Kommandoaktion
Israelis dringen in Libanon vor

Israelische Soldaten sind erstmals seit Inkrafttreten des Waffenstillstands am Samstag tief ins Innere des Libanons eingedrungen. Bei der Kommandoaktion lieferten sich die Soldaten ein Gefecht mit Hisbollah-Milizionären.

HB BEIRUT/TEL AVIV/NEW YORK. Die seit fünf Tagen bestehende Waffenruhe zwischen Israel und der radikal-islamischen Hisbollah-Miliz erweist sich damit als brüchig. Bei dem Einsatz seien drei Hisbollah-Kämpfer und ein israelischer Offizier getötet sowie zwei weitere israelische Soldaten verletzt worden worden, bestätigten libanesische und israelische Quellen. Ziel der Aktion sei es gewesen, den Schmuggel von Waffen aus Syrien und dem Iran zu unterbinden. Dies sei auch gelungen.

Unterdessen landeten am Morgen die ersten von zunächst 200 französischen Soldaten im südlibanesischen Hafen Nakura, die die UN- Friedenstruppe UNIFIL im Libanon verstärken sollen. Die rund 50 Mann umfassende Vorhut würde schweres Gerät an Land bringen, bestätigte ein UNIFIL-Sprecher.

Bei der israelischen Kommandoaktion in der Nacht hätten israelische Hubschrauber unter dem Schutz von vorgetäuschten Luftangriffen zwei gepanzerte Hummer-Geländefahrzeuge etwa 100 Kilometer von der israelischen Grenze entfernt im Ostlibanon abgesetzt, berichtete die libanesische Polizei. Israelische Soldaten seien dann ins rund 30 Kilometer von der Stadt Baalbek entfernte Dorf Budai gefahren, wo sie sich ein Gefecht mit Hisbollah-Milizionären geliefert hätten.

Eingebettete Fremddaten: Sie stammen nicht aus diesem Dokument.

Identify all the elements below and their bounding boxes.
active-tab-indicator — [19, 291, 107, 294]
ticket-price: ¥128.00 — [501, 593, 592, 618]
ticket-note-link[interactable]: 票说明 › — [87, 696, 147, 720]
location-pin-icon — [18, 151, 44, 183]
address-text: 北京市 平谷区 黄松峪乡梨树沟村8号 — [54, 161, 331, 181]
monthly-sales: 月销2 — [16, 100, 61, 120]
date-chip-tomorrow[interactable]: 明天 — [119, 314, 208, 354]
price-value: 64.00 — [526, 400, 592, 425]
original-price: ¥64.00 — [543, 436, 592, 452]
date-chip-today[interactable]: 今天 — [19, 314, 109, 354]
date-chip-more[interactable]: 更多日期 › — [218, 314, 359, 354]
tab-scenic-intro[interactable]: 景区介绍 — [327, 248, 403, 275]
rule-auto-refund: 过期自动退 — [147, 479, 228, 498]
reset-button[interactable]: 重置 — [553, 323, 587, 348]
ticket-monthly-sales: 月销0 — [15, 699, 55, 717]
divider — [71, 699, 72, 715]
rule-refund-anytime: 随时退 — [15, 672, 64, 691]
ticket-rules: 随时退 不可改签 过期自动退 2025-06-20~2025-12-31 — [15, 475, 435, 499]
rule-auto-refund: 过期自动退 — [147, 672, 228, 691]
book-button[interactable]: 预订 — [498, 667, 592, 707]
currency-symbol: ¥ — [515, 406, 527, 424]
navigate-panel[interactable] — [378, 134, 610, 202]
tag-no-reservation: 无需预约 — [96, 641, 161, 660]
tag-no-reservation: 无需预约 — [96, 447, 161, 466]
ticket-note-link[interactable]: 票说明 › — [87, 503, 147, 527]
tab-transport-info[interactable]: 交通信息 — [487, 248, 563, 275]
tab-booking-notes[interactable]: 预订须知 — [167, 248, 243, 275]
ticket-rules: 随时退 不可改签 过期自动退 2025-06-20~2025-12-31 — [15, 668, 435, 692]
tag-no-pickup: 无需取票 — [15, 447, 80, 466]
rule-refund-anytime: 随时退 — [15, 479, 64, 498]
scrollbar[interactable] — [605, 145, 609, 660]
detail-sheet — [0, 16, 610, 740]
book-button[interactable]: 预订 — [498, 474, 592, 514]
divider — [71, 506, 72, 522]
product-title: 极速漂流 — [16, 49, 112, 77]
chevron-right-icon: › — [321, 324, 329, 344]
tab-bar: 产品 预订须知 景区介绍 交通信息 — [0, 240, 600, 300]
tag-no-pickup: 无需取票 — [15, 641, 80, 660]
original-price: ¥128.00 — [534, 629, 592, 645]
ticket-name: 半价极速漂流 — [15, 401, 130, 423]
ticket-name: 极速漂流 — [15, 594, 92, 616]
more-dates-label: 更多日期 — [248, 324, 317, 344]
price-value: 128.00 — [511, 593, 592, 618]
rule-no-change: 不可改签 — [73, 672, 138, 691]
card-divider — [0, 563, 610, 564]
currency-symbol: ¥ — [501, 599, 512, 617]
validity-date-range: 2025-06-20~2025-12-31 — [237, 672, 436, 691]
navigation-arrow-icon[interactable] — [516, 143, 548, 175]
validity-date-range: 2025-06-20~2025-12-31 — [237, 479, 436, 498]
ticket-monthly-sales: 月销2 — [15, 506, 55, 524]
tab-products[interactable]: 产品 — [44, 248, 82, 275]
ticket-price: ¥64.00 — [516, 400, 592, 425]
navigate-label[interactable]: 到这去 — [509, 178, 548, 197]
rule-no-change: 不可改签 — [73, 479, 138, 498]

Die libanesische Armee richtete am Samstag erstmals eine dauerhafte Stellung unmittelbar an der israelischen Grenze ein. Libanesische Soldaten rückten im Morgengrauen zum so genannten Fatima-Tor vor, das die südlibanesische Ortschaft Kfar Kila und die nordisraelische Stadt Metulla voneinander trennt. Rund 15 000 Regierungssoldaten und tausende UN-Blauhelme sollen in den kommenden Tagen und Wochen die Kontrolle über den Südlibanon übernehmen, aus dem sich das israelische Militär seit Beginn der Waffenruhe zurückzieht. Bislang war der Südlibanon von der Hisbollah- Miliz kontrolliert worden.

Die Hisbollah weitete am Samstag die Verteilung von Geld an libanesische Obdachlose aus. „Wir haben in Beiruts südlichen Stadtteilen begonnen und gehen jetzt in den Süden des Libanons“, sagte ein Hisbollah-Mitglied. Familien, die ihr Hab und Gut verloren haben, bekämen jeweils rund 12 000 Dollar (9 300 Euro). Das Geld stamme auch aus dem Iran.

Am Montag vergangener Woche war nach 33-tägigen heftigen Kämpfen im Libanon eine Waffenruhe in Kraft getreten, die als äußerst brüchig gilt. Israel hatte seine Luftangriffe im Libanon eingestellt, die radikal-islamische Hisbollah ihrerseits ihre Raketenattacken auf israelische Städte.